Пускай обстоятельства поменялись и я уже был не так крепок физически, однако с ранней юности жил самостоятельно. И даже еще раньше: мои опекуны Грейсы способны были печься лишь о собственных запасах наркоты. Я с шести лет во всех смыслах заботился о себе сам.

Итак, я ошибался, принимая приглашение Марианн Энгел, а Нэн оказалась права. В итоге я переиграю поспешное решение и отправлюсь в «Феникс-холл».

В тот вечер ко мне заглянул Грегор, занес подарок для Саюри и поздравил с переездом к Марианн Энгел. Когда я сообщил ему, что передумал, он резко сменил курс и заявил, что я принял единственное логичное решение.

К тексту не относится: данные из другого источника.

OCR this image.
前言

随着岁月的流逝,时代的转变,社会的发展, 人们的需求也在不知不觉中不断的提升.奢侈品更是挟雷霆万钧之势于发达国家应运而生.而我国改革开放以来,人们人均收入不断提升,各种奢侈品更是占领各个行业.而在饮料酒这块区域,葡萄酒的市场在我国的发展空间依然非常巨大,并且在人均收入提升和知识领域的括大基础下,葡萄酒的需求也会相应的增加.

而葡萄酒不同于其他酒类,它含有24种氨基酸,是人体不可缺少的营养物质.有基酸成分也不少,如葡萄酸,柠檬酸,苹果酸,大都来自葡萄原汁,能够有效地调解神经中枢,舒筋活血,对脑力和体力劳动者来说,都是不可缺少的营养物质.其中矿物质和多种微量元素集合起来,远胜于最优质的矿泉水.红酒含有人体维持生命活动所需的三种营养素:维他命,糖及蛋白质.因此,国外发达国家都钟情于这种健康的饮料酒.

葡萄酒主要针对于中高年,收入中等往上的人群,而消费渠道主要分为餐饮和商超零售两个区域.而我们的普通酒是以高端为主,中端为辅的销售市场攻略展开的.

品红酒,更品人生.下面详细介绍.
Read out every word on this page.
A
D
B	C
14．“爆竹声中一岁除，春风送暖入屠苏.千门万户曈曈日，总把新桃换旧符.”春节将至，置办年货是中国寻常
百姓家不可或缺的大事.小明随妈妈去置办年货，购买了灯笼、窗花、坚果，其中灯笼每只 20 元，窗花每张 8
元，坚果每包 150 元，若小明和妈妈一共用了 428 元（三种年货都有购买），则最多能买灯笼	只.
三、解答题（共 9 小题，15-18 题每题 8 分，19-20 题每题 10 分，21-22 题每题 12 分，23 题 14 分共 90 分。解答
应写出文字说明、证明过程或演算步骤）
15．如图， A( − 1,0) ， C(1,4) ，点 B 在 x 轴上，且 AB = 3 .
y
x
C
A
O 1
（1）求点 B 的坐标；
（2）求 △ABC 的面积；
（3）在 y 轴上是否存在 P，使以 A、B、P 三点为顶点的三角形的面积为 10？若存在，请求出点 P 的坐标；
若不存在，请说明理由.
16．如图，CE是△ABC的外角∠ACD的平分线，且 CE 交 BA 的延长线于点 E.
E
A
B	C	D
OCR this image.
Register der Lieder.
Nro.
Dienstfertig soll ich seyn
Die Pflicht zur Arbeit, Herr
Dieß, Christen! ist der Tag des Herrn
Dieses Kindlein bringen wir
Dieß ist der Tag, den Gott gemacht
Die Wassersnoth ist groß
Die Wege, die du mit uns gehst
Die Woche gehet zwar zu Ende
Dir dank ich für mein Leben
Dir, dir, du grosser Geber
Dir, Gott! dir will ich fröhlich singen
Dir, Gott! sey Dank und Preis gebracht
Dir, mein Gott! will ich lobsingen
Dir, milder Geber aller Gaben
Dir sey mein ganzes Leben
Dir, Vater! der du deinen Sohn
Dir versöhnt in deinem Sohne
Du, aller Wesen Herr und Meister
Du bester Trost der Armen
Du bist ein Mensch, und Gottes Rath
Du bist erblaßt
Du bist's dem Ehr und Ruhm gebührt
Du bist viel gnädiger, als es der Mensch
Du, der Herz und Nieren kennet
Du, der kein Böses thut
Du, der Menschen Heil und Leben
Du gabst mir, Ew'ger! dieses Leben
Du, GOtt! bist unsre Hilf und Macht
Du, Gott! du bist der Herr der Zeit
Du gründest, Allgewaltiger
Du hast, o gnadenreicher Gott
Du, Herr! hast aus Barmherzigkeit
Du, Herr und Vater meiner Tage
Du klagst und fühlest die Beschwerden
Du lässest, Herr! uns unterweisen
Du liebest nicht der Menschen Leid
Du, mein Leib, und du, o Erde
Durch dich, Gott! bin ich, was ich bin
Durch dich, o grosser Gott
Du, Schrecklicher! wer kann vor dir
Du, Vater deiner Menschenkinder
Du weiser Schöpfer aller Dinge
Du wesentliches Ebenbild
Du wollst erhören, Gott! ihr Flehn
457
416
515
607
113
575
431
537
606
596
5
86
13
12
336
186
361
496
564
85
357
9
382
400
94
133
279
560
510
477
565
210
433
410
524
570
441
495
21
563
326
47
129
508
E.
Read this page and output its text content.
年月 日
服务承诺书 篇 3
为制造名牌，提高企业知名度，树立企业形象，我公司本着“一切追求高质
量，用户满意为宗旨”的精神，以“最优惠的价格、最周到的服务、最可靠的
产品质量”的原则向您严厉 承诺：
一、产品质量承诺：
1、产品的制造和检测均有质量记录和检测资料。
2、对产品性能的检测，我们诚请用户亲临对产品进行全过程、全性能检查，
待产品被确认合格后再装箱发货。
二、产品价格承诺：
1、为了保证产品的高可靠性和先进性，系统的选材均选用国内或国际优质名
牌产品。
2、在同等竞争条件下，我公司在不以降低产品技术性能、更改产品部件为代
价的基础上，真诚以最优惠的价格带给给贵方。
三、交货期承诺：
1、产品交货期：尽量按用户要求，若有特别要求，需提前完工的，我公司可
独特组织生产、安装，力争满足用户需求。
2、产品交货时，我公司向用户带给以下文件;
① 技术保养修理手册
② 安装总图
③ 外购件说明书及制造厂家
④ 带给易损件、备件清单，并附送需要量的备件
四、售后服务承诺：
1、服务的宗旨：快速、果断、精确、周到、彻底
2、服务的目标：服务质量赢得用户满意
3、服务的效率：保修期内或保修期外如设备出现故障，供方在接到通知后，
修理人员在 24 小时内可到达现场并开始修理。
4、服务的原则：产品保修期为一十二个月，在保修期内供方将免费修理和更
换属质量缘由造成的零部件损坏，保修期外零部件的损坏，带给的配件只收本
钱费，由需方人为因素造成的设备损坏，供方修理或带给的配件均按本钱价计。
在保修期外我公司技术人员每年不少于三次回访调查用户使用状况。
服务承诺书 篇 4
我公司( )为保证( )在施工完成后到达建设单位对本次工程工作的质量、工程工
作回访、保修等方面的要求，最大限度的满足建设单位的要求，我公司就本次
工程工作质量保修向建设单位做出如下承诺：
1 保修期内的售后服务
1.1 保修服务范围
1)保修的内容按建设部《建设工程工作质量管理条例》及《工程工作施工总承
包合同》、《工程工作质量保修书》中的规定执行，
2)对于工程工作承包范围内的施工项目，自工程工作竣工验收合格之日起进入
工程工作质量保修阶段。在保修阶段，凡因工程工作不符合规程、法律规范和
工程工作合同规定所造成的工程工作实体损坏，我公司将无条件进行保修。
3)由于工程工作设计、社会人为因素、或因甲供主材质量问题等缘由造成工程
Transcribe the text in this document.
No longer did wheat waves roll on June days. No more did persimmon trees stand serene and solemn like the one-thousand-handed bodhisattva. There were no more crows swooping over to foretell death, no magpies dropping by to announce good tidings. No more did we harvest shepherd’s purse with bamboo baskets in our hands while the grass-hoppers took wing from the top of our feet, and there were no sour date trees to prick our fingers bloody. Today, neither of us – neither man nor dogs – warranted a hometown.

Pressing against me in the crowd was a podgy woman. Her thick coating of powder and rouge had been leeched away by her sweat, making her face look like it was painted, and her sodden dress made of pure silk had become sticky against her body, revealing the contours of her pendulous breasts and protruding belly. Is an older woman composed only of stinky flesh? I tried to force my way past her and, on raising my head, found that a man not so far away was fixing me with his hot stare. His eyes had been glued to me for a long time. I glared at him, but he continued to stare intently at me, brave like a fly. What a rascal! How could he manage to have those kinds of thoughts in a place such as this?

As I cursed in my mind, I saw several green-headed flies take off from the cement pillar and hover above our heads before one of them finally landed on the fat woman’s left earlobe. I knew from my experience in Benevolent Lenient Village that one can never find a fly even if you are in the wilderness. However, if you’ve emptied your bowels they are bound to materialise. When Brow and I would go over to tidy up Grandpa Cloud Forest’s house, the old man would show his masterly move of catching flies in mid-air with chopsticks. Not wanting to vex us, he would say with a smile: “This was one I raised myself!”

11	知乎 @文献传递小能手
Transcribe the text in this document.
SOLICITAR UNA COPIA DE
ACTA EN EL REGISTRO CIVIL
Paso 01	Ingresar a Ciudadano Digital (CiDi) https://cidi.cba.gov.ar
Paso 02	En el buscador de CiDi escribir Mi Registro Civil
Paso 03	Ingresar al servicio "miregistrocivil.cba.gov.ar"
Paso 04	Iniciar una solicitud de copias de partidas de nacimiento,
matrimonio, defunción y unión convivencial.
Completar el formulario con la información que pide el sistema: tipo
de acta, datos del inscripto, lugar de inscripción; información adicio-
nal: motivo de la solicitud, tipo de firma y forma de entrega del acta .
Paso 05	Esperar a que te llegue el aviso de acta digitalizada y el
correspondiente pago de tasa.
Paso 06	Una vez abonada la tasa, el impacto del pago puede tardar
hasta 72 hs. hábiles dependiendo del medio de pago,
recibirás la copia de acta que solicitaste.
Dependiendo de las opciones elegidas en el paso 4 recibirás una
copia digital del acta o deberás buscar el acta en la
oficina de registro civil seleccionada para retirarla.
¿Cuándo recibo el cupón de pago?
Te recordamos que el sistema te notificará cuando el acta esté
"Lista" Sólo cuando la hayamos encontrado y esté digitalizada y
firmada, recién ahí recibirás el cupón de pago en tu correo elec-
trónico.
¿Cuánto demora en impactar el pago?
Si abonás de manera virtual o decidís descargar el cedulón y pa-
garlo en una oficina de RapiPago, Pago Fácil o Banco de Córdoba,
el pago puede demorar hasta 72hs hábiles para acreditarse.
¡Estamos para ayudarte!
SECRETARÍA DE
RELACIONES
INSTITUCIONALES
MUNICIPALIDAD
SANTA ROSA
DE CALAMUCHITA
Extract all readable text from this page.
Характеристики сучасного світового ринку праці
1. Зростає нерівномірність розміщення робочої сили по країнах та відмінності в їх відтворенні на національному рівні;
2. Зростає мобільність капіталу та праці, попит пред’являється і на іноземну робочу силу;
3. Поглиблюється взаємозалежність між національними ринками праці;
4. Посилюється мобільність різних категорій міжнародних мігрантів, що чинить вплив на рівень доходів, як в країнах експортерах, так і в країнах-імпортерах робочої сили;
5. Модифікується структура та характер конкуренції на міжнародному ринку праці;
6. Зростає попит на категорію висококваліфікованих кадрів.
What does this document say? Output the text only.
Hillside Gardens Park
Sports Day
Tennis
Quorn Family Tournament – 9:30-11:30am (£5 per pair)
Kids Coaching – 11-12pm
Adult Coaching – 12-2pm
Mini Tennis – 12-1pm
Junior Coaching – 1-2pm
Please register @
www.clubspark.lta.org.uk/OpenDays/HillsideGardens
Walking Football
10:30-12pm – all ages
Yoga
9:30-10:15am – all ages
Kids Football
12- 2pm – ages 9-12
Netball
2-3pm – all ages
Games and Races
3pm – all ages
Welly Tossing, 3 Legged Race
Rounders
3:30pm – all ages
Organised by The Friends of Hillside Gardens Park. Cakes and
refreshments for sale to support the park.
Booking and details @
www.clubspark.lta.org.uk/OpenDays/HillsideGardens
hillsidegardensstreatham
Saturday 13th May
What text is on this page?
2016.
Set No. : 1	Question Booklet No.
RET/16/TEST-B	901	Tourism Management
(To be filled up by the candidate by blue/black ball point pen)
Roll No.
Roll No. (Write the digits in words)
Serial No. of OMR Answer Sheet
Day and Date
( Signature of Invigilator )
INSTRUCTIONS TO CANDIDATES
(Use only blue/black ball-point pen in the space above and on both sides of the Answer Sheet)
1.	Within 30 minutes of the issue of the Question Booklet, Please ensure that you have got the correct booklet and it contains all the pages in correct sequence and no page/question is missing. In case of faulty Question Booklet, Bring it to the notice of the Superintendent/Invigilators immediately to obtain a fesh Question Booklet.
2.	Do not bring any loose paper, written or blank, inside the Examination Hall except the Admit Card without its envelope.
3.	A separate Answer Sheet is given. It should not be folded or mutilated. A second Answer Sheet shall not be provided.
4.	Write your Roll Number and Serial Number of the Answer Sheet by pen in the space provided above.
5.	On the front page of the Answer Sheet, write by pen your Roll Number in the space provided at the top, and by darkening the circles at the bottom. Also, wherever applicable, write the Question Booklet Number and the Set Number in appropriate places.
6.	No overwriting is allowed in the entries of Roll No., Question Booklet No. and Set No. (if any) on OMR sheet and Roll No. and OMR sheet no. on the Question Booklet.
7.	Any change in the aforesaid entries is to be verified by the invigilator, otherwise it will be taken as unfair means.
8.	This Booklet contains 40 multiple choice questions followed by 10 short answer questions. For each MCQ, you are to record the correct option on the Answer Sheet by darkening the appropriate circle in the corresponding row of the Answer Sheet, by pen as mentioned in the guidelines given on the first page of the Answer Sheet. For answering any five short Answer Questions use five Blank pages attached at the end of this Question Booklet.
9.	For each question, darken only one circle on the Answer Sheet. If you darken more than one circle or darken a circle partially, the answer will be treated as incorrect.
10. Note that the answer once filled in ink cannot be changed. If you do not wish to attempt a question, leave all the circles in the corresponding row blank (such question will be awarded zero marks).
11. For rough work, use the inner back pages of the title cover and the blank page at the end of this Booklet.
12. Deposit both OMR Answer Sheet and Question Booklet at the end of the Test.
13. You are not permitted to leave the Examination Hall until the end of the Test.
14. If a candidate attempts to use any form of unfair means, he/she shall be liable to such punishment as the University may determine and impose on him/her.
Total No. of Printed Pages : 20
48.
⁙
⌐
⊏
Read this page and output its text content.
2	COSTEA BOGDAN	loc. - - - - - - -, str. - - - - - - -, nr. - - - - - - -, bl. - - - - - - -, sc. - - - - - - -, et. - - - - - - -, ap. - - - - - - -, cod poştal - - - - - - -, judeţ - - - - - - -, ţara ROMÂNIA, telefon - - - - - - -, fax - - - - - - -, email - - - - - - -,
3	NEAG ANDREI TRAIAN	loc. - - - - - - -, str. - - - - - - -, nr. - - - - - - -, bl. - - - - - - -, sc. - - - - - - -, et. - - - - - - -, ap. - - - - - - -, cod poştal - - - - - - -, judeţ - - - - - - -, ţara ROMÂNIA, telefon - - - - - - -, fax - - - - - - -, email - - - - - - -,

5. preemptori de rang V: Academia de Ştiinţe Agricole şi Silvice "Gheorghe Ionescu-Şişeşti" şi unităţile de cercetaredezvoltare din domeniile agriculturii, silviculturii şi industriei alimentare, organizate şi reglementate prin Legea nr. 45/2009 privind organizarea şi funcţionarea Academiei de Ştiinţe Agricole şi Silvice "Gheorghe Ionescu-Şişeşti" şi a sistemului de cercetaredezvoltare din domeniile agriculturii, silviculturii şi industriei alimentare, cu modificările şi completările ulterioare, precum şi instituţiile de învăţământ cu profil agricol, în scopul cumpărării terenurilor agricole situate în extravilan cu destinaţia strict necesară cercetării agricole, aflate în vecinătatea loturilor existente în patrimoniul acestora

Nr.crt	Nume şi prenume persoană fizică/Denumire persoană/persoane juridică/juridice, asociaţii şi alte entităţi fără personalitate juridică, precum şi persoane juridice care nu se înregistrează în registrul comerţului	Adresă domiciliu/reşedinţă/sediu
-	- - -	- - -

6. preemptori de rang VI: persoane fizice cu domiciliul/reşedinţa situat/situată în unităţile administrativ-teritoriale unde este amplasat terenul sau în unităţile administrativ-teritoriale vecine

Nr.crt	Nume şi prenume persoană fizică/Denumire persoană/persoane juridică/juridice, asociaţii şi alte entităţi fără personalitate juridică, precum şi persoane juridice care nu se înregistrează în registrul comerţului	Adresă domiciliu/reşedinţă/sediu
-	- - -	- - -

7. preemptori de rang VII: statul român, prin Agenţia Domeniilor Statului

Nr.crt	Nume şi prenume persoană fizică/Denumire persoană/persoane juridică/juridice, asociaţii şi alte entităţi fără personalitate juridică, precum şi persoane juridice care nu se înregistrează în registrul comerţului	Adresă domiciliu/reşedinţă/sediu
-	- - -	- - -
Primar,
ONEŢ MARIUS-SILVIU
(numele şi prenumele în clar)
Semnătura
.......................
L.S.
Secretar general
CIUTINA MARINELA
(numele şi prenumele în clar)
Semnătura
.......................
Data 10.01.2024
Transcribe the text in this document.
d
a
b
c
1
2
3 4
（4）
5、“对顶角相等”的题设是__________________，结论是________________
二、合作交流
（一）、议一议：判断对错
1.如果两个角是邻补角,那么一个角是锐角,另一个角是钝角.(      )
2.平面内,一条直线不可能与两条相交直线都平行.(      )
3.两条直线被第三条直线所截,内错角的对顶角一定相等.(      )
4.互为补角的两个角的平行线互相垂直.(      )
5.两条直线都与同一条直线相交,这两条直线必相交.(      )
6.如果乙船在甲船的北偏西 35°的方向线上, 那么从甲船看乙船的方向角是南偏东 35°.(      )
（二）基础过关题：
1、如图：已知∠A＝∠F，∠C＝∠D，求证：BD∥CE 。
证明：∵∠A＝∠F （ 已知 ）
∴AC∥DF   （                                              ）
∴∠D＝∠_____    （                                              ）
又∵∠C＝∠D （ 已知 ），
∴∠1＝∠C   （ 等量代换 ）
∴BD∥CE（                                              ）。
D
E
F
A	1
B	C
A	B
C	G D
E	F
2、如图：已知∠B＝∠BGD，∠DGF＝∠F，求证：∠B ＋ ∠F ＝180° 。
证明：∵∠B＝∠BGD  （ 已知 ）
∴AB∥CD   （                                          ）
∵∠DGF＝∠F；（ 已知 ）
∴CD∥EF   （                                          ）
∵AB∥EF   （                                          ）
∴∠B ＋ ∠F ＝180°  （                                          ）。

— По-моему, вы сделали замечательные успехи под присмотром доктора Эдвардс. Я очень высоко ценю ее!

Я достаточно изучил Грегора и всегда чувствовал, когда он не договаривает. Вот как сейчас.

— Но?..

Грегор заозирался по сторонам, проверяя, не подслушивают ли нас.

— Но даже мартышки падают с деревьев.

Я понятия не имел, что это значит, и Грегор объяснил: «Даже эксперты могут ошибаться».

— Конечно, доктор Эдвардс — ваш лечащий врач, и хороший врач, но вместе с тем, по-моему, не стоит недооценивать роль Марианн в вашем выздоровлении. Она приходит каждый день, помогает вам тренироваться и, очевидно, искренне за вас переживает. Бог ее знает почему. Впрочем, я вам сейчас Америку не открыл.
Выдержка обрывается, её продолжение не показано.